David Iben put it well when he said, “Volatility is not a risk we care about. What matters to us is to avoid the permanent loss of capital. ‘ So it seems like smart money knows that debt – which is usually involved in bankruptcies – is a very important factor, when you assess the level of risk of a business. We can see that Exxon Mobil Corporation (NYSE: XOM) uses debt in its business. But should shareholders be concerned about its use of debt?
When is debt dangerous?
Debts and other liabilities become risky for a business when it cannot easily meet these obligations, either with free cash flow or by raising capital at an attractive price. An integral part of capitalism is the process of “creative destruction” where bankrupt companies are ruthlessly liquidated by their bankers. However, a more common (but still costly) situation is where a company has to dilute its shareholders at a cheap share price just to get its debt under control. Of course, many companies use debt to finance their growth without negative consequences. The first step in examining a company’s debt levels is to consider its cash flow and debt together.
See our latest review for Exxon Mobil
What is Exxon Mobil’s net debt?
As you can see below, Exxon Mobil had $ 56.2 billion in debt in March 2021, up from $ 59.6 billion the year before. However, given that it has a cash reserve of US $ 3.52 billion, its net debt is less, at around US $ 52.7 billion.
A look at the responsibilities of Exxon Mobil
The latest balance sheet data shows that Exxon Mobil had liabilities of US $ 60.2 billion due within one year and liabilities of US $ 109.5 billion due thereafter. On the other hand, he had $ 3.52 billion in cash and $ 24.8 billion in receivables due within one year. It therefore has liabilities totaling $ 141.4 billion more than its cash and short-term receivables combined.
Exxon Mobil has a very large market cap of $ 263.0 billion, so it could very likely raise funds to improve its balance sheet, should the need arise. But it is clear that it is absolutely necessary to take a close look at whether it can manage its debt without dilution. The balance sheet is clearly the area you need to focus on when analyzing debt. But it is future profits, more than anything, that will determine Exxon Mobil’s ability to maintain a healthy balance sheet in the future.
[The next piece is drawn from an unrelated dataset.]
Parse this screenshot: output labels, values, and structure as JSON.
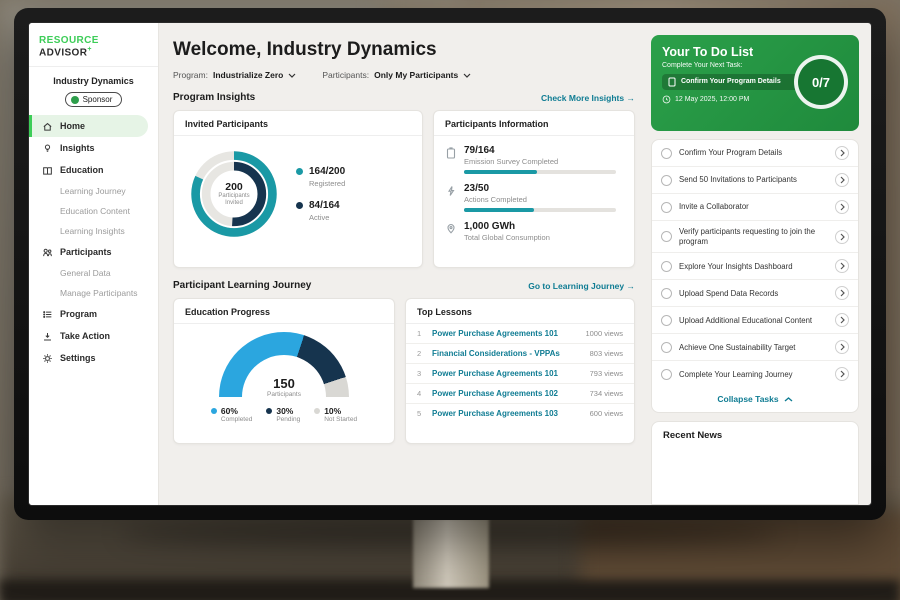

So, if you want to see what the professionals think, you might find this free analyst earnings forecast report interesting.
Over 12 months, Exxon Mobil recorded a loss in EBIT and saw sales fall to $ 182 billion, a decrease of 27%. To be frank, that doesn’t bode well.
Not only has Exxon Mobil’s revenue declined over the past twelve months, it has also produced negative earnings before interest and taxes (EBIT). To be precise, the EBIT loss amounted to US $ 171 million. Considering that alongside the liabilities mentioned above, we are not convinced that the company should use so much debt. We therefore believe that its record is a bit strained, but not irreparable. We’d be better off if he turned his 12-month loss of US $ 19 billion into a profit. So, to be frank, we think it’s risky. The balance sheet is clearly the area you need to focus on when analyzing debt. However, not all investment risks lie on the balance sheet – far from it. For example, we discovered 1 warning sign for Exxon Mobil which you should know before investing here.
At the end of the day, sometimes it’s easier to focus on businesses that don’t even need to go into debt. Readers can access a list of growth stocks with zero net debt 100% free, at present.